Os perigos das Fake News na era da informação

Enviada em 24/08/2018

O Plano Cohen, feito pelo governo de Vargas, foi um documento falso disseminado na época, no qual dizia que os comunistas estavam planejando a tomada do poder. Essa notícia serviu de pretexto para que Vargas pudesse restaurar o Estado Novo e mudar o rumo da política brasileira. Atualmente, principalmente no Brasil, as fake news intensificaram-se sobretudo nas redes sociais, causando diversos problemas sociais. Diante disso, deve-se analisar os fatores contribuidores de tais práticas para compreender as suas consequências.
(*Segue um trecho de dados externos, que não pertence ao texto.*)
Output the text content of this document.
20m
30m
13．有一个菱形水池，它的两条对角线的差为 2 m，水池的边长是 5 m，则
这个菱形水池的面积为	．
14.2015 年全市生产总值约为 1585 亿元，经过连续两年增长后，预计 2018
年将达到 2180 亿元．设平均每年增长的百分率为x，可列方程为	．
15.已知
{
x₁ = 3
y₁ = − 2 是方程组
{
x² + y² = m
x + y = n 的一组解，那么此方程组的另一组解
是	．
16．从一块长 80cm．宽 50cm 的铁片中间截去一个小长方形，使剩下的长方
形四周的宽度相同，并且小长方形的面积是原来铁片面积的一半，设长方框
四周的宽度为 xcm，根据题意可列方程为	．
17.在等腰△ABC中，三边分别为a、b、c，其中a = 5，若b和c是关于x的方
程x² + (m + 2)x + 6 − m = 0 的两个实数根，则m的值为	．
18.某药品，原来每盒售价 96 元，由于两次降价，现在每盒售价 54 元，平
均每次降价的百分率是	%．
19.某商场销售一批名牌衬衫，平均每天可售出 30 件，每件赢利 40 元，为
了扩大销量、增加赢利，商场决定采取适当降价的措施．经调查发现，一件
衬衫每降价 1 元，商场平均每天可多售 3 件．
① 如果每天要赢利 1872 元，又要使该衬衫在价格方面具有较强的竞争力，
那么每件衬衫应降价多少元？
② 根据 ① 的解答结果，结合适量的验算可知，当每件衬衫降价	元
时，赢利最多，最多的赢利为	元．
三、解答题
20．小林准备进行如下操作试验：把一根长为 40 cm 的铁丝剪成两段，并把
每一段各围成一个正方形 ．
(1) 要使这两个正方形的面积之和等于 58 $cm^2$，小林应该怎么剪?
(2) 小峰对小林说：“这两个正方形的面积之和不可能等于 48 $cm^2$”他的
Primeiramente, as redes sociais são as principais responsáveis pela manutenção das fake news. Segundo pesquisa do Instituto Reuters para o estudo de jornalismo, as redes sociais são a maior fonte de notícias para os brasileiros e segue crescendo, uma vez que o percentual de pessoas que a usam como fonte foi de 47% em 2013 para 72% em 2016. À vista disso, as notícias falsas tendem a serem compartilhadas e propagadas de uma forma mais fácil e rápida. Por consequência disso, forma-se uma sociedade alienada por restringir seu campo informacional, gerando uma massa mais manipulável e passível a promessas utópicas, como é o caso das propagandas que veiculam a perda de peso em poucos dias, podendo causar danos à saúde do indivíduo.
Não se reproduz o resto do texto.